The nearest beach from Managua, Pochomil hosts hardly any visitors during the work days but turns mad with the local visitors at the weekends. The beach is wide and swimmable but windsurfing is not an advisable activity. Though forbidden, you can see turtles' eggs being sold in Pochomil.
Another Pacific beach of Nicaragua is Montelimar, just 65 km from Managua and not far from Pochomil and Masachapa. This beautiful beach has such dazzling, charming coastline and landscape. No wonder that Barcelo Montelimar, a 210-hectare beautiful resort, was built here. The magnificent nature and the superb hotel amenities have complemented each other and rewarded the resort as 'Nicaragua's Leading Hotel' in the 2009 World Travel Award.

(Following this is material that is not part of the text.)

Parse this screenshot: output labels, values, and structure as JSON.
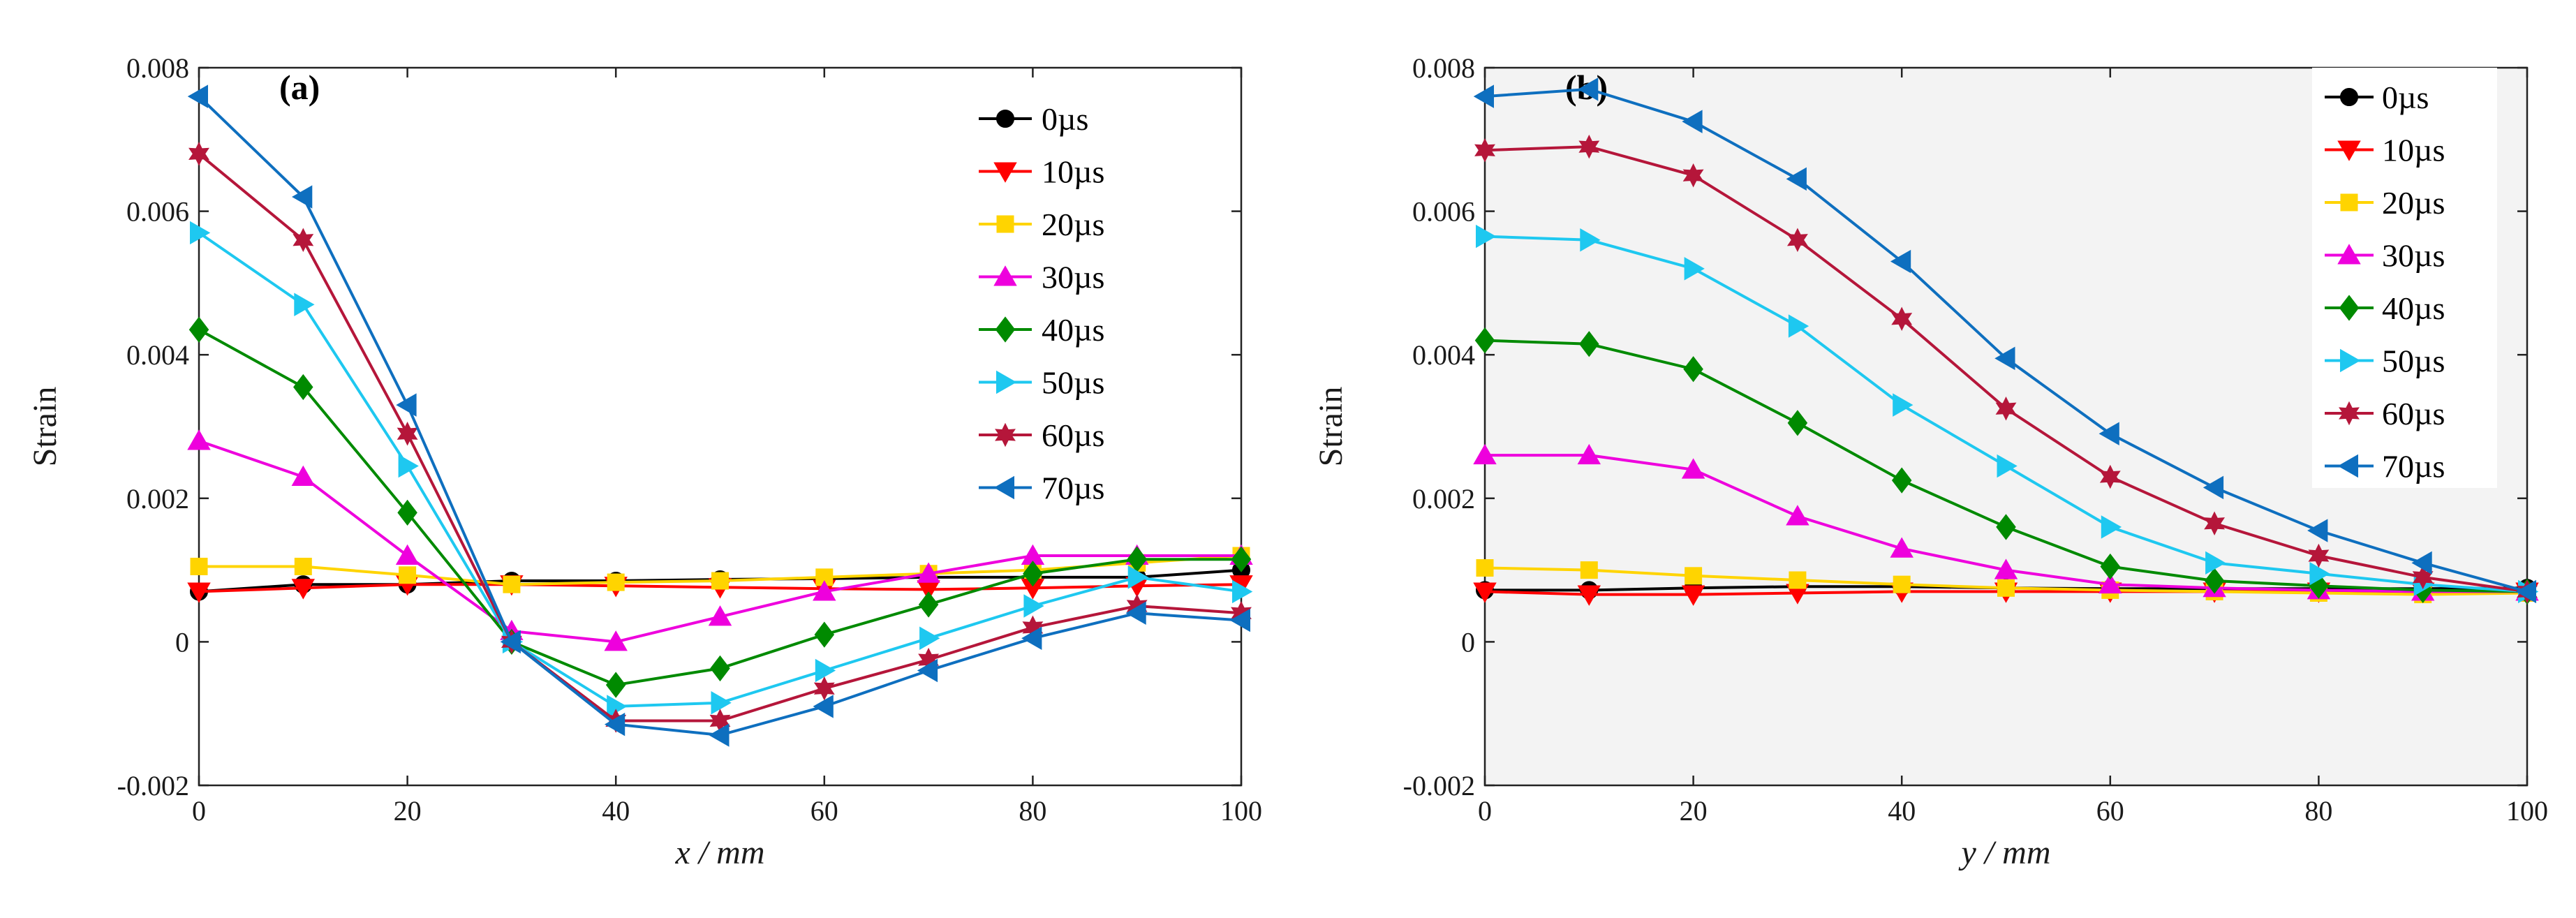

Masachapa, just like Pochomil and Montelimar, is often deserted during most of the week. This fishing village is an hour away from Managua's international airport and offers a wide beach good for swimming, surfing and snorkeling. The life of the fishermen going and coming back to park their boats, plus their interaction with the local vendors can be an interesting sight to observe. Masachapa is also renowned for its pools of rock when the tide goes out. Children usually like it. Another suggested activity is to drink and mingle with the nice, friendly locals.
Going north of these villages, there is a long stretch of empty beaches. If you want to go off the beaten track and discover more than your travel guide book has to offer, you will find a pleasant surprise of hidden nice little lodges and restaurants along the coast.